Le devoir de l'éducation nationale d'accueillir tous les enfants handicapés dans l'école la plus proche de leur domicile ou d'assurer, si nécessaire, leur scolarisation dans des établissements adaptés est affirmé. Cette prise en charge effective s'effectuera par le biais d'un parcours élaboré de façon individuelle avec les parents et le travail des enseignants et conforté, chaque fois que nécessaire, par des actions médicales et médico-sociales.

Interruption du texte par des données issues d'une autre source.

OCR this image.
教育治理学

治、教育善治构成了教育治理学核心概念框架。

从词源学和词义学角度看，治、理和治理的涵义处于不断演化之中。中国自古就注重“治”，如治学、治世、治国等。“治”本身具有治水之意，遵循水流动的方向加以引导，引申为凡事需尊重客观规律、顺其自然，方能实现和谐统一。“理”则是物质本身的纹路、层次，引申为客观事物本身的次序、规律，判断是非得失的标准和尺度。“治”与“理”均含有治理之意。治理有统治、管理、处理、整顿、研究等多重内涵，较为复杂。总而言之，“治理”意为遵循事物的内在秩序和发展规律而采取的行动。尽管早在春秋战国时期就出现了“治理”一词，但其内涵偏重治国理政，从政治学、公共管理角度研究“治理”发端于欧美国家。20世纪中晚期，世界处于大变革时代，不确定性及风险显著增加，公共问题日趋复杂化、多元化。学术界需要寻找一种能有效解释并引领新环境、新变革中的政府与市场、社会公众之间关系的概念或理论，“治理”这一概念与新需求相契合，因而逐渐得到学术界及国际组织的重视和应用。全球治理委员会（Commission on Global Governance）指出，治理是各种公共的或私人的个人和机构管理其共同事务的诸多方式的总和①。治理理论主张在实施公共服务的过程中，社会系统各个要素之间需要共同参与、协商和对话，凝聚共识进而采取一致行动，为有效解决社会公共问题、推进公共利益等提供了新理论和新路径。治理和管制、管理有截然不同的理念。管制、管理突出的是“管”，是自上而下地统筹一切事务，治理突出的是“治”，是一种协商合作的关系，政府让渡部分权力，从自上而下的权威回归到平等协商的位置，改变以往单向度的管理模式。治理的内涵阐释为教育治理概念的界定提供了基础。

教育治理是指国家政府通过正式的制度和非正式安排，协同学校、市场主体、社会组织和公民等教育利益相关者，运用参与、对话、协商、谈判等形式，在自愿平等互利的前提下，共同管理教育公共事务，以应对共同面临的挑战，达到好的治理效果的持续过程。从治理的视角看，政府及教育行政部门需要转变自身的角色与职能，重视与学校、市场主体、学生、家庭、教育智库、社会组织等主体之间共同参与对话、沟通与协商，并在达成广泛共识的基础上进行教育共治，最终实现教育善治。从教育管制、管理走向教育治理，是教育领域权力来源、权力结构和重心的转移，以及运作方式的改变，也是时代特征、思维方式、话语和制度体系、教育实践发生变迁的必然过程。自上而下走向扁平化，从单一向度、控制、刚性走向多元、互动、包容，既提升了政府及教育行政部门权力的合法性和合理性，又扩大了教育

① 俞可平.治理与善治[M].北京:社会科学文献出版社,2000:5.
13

2 - Faciliter l'insertion professionnelle

La priorité est donnée, chaque fois que possible, au travail en milieu ordinaire.

Dans cette perspective, la nouvelle législation se donne pour objectif de mobiliser les partenaires sociaux en plaçant l'emploi des personnes handicapées au cœur du dialogue social, notamment à l'occasion des négociations collectives de branche .

Vis à vis des entreprises, la loi entend procéder avant tout par incitation et, seulement si nécessaire, par sanction. Dans ce cadre, les entreprises doivent réaliser les « aménagements raisonnables » exigés par la directive des communautés européennes du 27 novembre 2000.

Dans le cadre de l'obligation d'emploi, les entreprises qui embauchent des personnes handicapées au chômage depuis longtemps ou en formation professionnelle, bénéficient d'une modulation de leur contribution en fonction de l'effort accompli. Inversement, celles qui ne consentent aucun effort en matière de recrutement se voient plus sévèrement mises à contribution financièrement. Pour renforcer la portée et la cohérence de l'action de l'association de gestion du fonds pour l'insertion professionnelle des personnes handicapées (AGEFIPH), ses modalités d'intervention font désormais l'objet d'une convention d'objectifs pluriannuelle ayant une base législative.

Afin que cet effort soit partagé de manière exemplaire par les collectivités publiques, il est parallèlement prévu la mise en place d'un fonds pour l'insertion professionnelle des personnes handicapées commun aux trois fonctions publiques .

Par ailleurs, la loi consacre la transformation des ateliers protégés en entreprises adaptées, leur reconnaissant ainsi une place spécifique mais entière dans le milieu de travail ordinaire.

Parallèlement, la loi réaffirme l'utilité du travail en milieu protégé pour certaines personnes handicapées qui ne pourront jamais travailler en milieu ordinaire. En tout état de cause, le statut et la vocation médico-sociale des CAT sont réaffirmés.

3 - Rendre le cadre de vie plus accessible

Le projet de loi rend effective l'obligation d'accessibilité à toute personne, quelle que soit la nature de son handicap, des espaces publics, des transports et du cadre bâti .

Cette obligation est étendue aux établissements recevant du public existants selon un calendrier adapté à la nature des établissements concernés ou, systématiquement, au cadre bâti existant lorsqu'il fait l'objet de travaux.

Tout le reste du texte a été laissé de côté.